Forcing those agencies to comply with the law, though, would reward towing companies that rely on underpaid drivers and poorly maintained trucks, and would encourage companies to hide some of their fees, witnesses told a legislative committee Thursday.
The overwhelming testimony could be bad news for Cactus Towing of Mesa, which is asking state lawmakers to compel the Arizona Department of Public Safety to return to traditional bidding within its 12 regional districts.
Sen. Thayer Verschoor and Rep. Andy Biggs, Gilbert Republicans, are spearheading a review of state towing contracts started by DPS in June 2002. In each of its patrol districts, DPS surveyed towing companies to learn what they charge for tows and other services. Then, the agency used a formula to set maximum rates for towing calls by DPS and awarded contracts to all towing companies willing to comply.
The only exception had been in the East Valley, where Cactus Towing had an exclusive contract as part of a settlement to an older lawsuit. That contract expired in June, and DPS is rotating calls between towing companies as a temporary solution.
Cactus Towing wants DPS to bid for another exclusive agreement, citing a state law that says "contracts should be awarded on the basis of competitive bidding." Cactus president Lee Watkins said the state’s new approach is driving up towing fees by eliminating competition.
"Following the law will dramatically decrease costs to the public," Watkins told the Tribune on Wednesday.
But DPS wants to complete its transition to flat-rate contracts with multiple towing companies. DPS comptroller Phil Case testified Thursday that prior methods of picking towing companies generated too many complaints from motorists.

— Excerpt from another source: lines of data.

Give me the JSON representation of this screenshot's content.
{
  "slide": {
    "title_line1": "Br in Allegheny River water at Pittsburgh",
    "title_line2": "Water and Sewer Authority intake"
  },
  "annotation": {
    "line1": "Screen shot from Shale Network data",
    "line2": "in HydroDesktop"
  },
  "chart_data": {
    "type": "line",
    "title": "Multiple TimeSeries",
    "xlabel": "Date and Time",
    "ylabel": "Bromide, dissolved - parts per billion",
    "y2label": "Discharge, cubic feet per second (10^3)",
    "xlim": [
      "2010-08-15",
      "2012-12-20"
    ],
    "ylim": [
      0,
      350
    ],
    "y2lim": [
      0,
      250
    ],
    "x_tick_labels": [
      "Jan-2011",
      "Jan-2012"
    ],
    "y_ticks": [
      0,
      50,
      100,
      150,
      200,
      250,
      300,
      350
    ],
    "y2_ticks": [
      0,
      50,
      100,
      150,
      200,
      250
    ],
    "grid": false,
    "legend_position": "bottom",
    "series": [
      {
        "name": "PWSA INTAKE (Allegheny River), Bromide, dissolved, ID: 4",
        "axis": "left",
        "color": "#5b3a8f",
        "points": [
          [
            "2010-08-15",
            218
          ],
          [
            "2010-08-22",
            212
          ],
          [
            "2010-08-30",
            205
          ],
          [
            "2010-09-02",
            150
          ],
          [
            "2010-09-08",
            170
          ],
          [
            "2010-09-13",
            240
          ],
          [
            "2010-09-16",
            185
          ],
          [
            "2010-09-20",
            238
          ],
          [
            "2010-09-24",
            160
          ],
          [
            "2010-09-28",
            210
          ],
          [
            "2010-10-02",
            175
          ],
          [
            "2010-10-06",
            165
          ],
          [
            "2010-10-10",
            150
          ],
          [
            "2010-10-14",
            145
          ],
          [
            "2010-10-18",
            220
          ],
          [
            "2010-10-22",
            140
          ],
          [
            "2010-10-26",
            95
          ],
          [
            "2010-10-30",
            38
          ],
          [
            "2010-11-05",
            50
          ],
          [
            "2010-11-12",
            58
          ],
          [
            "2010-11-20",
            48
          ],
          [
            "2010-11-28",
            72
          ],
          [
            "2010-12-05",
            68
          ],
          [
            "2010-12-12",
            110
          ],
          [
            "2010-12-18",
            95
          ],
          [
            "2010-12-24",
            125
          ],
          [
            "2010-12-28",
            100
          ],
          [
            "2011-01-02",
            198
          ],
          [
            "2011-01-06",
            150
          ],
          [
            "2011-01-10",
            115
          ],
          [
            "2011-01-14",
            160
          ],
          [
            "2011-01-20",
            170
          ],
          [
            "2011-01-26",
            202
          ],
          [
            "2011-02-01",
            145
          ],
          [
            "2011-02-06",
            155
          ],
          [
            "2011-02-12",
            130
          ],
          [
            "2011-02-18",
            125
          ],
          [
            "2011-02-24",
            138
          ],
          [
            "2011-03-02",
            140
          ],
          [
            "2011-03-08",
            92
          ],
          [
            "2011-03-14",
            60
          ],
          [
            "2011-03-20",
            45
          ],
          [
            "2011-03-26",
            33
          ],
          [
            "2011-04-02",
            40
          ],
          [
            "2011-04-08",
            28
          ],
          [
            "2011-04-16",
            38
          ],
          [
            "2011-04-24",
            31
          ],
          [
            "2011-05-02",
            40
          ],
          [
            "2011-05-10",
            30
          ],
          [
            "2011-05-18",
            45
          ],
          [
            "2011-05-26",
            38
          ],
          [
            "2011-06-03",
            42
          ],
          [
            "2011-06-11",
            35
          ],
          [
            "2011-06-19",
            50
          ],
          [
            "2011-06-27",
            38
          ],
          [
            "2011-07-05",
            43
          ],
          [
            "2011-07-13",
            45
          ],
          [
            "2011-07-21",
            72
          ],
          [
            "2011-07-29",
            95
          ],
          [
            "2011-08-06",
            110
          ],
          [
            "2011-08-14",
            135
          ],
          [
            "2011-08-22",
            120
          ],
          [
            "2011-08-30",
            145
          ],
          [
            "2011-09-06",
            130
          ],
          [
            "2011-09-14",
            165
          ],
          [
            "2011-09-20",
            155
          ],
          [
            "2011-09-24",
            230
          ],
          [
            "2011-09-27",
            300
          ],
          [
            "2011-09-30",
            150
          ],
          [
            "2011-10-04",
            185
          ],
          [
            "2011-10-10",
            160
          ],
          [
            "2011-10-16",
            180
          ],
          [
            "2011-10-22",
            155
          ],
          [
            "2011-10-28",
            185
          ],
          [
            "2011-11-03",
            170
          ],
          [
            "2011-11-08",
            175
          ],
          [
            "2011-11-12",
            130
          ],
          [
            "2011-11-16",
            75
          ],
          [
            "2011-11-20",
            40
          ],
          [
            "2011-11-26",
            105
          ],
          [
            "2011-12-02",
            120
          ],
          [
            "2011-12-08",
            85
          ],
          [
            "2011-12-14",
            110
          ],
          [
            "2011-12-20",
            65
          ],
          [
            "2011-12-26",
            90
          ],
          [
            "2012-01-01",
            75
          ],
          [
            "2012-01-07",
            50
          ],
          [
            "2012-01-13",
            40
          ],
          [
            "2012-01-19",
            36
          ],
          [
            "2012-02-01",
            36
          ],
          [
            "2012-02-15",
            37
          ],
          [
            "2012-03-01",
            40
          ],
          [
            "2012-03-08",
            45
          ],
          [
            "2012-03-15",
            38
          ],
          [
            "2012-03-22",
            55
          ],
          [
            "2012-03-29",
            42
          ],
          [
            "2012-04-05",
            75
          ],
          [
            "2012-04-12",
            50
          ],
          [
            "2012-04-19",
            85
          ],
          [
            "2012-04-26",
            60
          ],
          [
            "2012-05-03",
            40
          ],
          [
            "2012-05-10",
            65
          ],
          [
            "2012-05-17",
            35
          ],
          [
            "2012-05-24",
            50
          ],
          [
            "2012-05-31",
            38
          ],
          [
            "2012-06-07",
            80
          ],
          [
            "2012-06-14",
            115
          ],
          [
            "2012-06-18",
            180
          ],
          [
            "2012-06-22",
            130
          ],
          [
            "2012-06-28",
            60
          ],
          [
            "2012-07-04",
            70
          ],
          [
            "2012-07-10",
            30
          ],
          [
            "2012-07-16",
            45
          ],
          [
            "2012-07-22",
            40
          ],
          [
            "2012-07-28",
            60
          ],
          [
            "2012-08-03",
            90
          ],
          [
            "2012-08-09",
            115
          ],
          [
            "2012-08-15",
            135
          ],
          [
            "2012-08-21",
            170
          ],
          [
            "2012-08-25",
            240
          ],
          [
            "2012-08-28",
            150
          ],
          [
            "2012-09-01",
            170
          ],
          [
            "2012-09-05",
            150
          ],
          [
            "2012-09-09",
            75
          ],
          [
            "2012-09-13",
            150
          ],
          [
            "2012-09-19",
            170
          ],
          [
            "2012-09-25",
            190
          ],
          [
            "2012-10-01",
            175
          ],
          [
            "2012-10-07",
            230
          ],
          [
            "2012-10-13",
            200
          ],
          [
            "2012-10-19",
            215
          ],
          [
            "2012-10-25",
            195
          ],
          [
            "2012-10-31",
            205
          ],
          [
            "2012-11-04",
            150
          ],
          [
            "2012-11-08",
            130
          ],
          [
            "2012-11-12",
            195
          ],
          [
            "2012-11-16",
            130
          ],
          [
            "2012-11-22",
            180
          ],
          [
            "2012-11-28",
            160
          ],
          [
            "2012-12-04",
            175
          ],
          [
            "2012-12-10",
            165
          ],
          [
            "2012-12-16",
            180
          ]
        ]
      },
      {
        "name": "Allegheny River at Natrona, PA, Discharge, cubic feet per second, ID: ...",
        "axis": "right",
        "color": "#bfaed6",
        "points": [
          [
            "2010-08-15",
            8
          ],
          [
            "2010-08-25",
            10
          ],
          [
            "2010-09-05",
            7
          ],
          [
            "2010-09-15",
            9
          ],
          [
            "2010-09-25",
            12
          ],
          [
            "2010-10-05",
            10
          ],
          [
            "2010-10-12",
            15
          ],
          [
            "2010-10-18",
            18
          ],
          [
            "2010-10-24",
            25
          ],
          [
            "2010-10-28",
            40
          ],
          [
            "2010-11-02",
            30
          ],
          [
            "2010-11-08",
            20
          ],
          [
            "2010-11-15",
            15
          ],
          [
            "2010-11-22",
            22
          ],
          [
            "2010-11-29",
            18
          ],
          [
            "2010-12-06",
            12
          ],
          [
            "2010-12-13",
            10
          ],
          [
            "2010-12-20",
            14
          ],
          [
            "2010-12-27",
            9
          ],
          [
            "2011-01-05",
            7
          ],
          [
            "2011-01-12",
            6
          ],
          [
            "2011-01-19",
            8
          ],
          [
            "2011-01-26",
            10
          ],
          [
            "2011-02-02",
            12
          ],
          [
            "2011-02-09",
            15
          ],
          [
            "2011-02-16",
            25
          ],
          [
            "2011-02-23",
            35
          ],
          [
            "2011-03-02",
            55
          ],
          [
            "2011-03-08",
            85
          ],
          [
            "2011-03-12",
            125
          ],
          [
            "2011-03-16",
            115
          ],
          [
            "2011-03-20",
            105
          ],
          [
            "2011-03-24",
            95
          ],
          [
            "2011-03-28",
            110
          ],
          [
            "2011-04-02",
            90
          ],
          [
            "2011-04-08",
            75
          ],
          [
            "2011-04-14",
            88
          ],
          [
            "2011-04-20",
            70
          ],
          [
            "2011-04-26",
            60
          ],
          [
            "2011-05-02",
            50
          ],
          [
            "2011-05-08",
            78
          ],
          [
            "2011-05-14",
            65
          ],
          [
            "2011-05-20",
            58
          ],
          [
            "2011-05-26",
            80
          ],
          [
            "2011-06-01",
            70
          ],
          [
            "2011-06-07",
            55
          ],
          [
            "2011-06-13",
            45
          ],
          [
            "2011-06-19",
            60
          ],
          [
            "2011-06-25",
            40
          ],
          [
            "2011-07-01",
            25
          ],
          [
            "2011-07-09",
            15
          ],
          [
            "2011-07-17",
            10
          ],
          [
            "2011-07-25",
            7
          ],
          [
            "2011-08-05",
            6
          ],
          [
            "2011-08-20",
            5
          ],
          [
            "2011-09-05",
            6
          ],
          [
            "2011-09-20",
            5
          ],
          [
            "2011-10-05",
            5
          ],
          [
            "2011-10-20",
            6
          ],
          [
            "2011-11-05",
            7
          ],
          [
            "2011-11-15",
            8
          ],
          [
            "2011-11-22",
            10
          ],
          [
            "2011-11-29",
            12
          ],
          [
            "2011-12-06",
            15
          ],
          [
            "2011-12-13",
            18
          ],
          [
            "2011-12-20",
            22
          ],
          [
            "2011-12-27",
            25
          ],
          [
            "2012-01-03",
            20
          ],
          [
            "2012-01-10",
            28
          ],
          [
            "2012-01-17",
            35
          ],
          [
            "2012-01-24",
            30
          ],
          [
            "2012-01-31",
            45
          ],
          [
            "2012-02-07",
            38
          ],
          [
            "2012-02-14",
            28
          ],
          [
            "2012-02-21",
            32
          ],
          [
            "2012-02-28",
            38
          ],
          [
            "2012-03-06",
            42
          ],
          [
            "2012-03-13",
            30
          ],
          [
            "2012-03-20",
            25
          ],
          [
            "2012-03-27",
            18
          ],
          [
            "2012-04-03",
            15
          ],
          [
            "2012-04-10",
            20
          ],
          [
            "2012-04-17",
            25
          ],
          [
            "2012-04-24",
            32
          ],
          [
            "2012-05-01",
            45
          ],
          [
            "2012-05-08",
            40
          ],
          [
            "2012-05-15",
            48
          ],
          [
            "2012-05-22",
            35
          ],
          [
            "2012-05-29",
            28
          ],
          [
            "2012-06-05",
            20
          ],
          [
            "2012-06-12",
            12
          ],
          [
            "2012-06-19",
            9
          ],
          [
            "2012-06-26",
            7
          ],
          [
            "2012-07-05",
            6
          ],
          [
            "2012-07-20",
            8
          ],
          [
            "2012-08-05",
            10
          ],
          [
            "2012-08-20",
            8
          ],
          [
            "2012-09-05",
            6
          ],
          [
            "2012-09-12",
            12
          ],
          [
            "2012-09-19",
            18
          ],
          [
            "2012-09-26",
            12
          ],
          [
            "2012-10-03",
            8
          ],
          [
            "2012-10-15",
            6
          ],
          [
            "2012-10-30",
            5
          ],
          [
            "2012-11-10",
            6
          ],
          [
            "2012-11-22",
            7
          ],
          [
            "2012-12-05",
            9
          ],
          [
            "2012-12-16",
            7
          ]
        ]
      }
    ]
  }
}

The new approach allows companies to cover expenses and makes it easier to include contract requirements related to the number of towing trucks, the size and location of a storage yard and other issues, Case said.
"Simply going for the lowest bid price glosses over, at some level, the complexities of the industry," Case said.
Cactus Towing officials didn’t testify during Thursday’s three-hour hearing. But other statewide towing companies strongly opposed awarding contracts only to the lowest bidder. Several owners recalled how Cactus Towing recently won a contract with Scottsdale by bidding a single penny per tow.
"I believe competitive bidding has a place," said Chet Dickerson, president of Western Towing in Phoenix. "But a single, low price shouldn’t be the driving factor, because if you don’t make a profit on the tow, you’re going to make it somewhere else."
While Thursday’s hearing focused on the state Highway Patrol, the outcome will have implications for East Valley police agencies that have different methods of awarding towing contracts. For example, Mesa recently divided the city into four districts, with towing company being assigned to each area. but Gilbert rotates calls between towing companies.